The party was also heavily involved in organising large demonstrations in Perth in September 1999, including another walkout by 1000 high school students, which called for the Australian government to end its backing of the Indonesian occupation of East Timor and send troops to end the killings there.

The party has been active in campaigning for an extension of women's right to abortion in WA, for the decriminalisation of sex work and against the woodchipping of the state's old-growth jarrah and karri forests, organising public meetings and pickets and publicising the issues.

On the city's university campuses, its members have thrown themselves into student occupations at Murdoch university against course closures and campaigns at Curtin university to democratise the student union, amongst other things.

This strong record of activism continued last year — party activists were among the key organisers of a 1000-strong solidarity rally in Perth with the S11 protests against the World Economic Forum in Melbourne.

This year, Benbow and Jorquera explained, a key party project is its involvement in the M1 Alliance which is planning a blockade of the Perth stock exchange on May 1 to coincide with blockades of stock exchanges in other cities.

On January 16, party activists helped found the Refugee Rights Action Network and members have organised protests against immigration minister Philip Ruddock and against deportations of asylum seekers.

When asked why the DSP was standing candidates in the election, when its main focus of activity is building extra-parliamentary campaign, Benbow explained: "The DSP would like to get one or more of its members elected to parliament but if we get a member elected, we would be very different to the existing parliamentarians.

"If we won a parliamentary seat, we wouldn't restrict ourselves to speaking in parliamentary debates.

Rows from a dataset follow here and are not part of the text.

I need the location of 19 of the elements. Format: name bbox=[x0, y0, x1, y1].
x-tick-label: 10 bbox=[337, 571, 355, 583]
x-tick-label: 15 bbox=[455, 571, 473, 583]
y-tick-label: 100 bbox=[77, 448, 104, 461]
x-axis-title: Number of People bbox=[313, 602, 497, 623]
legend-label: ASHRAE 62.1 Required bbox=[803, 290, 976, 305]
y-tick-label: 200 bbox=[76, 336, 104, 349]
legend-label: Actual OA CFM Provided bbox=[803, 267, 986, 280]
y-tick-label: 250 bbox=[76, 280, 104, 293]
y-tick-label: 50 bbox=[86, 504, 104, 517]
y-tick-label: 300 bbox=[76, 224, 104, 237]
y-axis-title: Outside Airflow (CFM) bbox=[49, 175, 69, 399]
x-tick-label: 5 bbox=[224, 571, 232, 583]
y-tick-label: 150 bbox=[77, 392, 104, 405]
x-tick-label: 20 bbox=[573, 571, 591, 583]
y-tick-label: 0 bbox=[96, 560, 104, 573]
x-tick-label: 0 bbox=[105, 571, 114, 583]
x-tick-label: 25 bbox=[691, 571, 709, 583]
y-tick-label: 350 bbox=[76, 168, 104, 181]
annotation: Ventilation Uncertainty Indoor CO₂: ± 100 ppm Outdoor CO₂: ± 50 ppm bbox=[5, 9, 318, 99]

The most important thing that a socialist MP could do is to use the platform of parliament to give voice to the extra-parliamentary struggles and help to organise and support those struggles.

"Another important role that an MP of ours could play is to expose the fundamentally undemocratic nature of parliament. That's why we need to rely on campaigns outside of parliament to change things.

"The difference between us and the other parliamentarians is that the others are career politicians whereas we will still be activists in the parliament of the streets."